May 21, 2013 — When approximately 700 Agriculture and Agri-Food Canada employees received notices earlier this month that their jobs could be on the chopping block, it seems that valuable agricultural research may be lost with them.
The Ontario Federation of Agriculture (OFA) is very troubled by this news, and the longer-term implications these loses will have on the competitiveness of Canada’s agricultural industry.
Agri-food research is one of Canada’s great homegrown successes. Public research conducted by Agriculture and Agri-Food Canada scientists at research stations across the country has led to numerous important discoveries to help Canadian farmers produce healthier, safer, more environmentally-sustainable food.

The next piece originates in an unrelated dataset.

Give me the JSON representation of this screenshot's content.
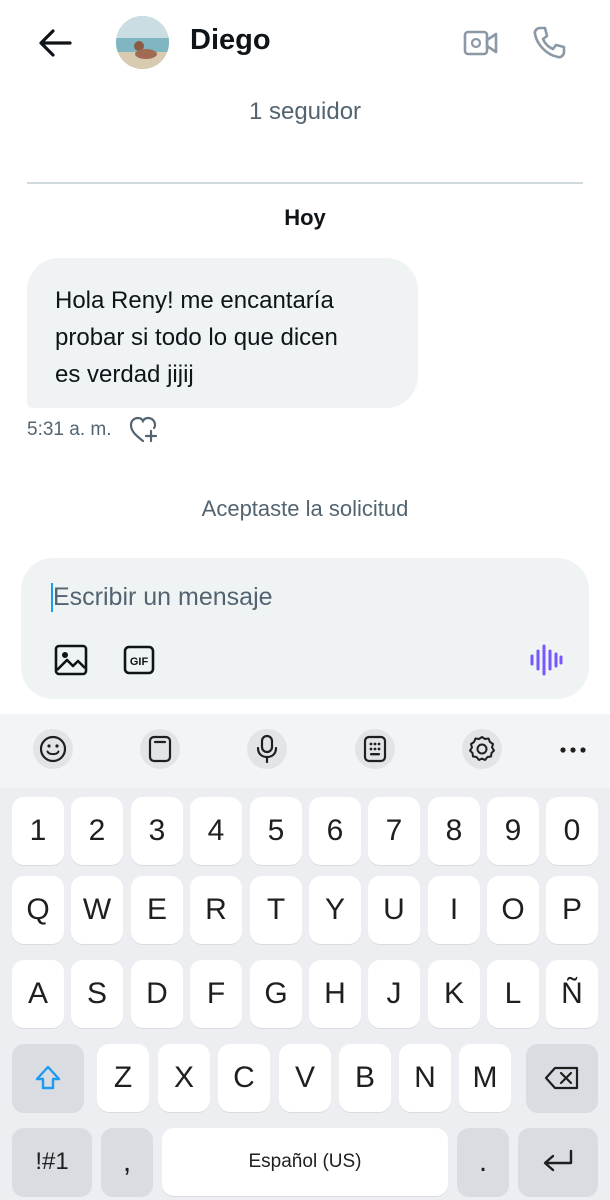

SIGNIFICANT CONCERN THROUGHOUT THE INDUSTRY
That’s why this news of significant job cuts, especially research positions, at Agriculture and Agri-Food Canada is causing significant concern throughout the industry.
Is this a signal of greater cuts to come? Or does it hint to a shift away from important publicly funded agricultural research?
The OFA continues to advocate for greater investments in agri-food research through direct public sector investments and a robust research infrastructure that incentives and supports private sector research and development.
The OFA knows agri-food research is a critical tool for Ontario farmers, providing new technologies and practices to improve productivity. Research also brings us new agricultural products and helps sustain Ontario’s soil, air and water resources.
The recent announcement of cuts to Agriculture and Agri-Food Canada employees includes scientists, engineers, biologists and research managers.
AGENDA FOR INNOVATION
While it is unclear exactly how the proposed staffing cuts will impact the services to Canadian farmers, the OFA is raising a red flag about how cuts will impact the federal agency’s agenda for innovation.
Together with the Canadian Federation of Agriculture, the OFA is advocating for a number of specific research-related issues in Canada, in light of these recent cuts.
We are encouraging partnerships with research firms that would allow external resources to use existing Agriculture and Agri-Food Canada infrastructures and laboratories.
Financial support should be provided to local organizations that may want to use research sites that are targeted for closure.
CAN'T LOSE LONG-TERM RESEARCH
And we are advocating for maintaining key agricultural research positions to ensure long-term research work is not lost.
The agriculture sector has long called for increasing public funded research to ensure the Canadian agriculture brand remains an innovative leader at home and in international markets.
Let’s not start a slow and steady landslide that sees our research innovation leaching away.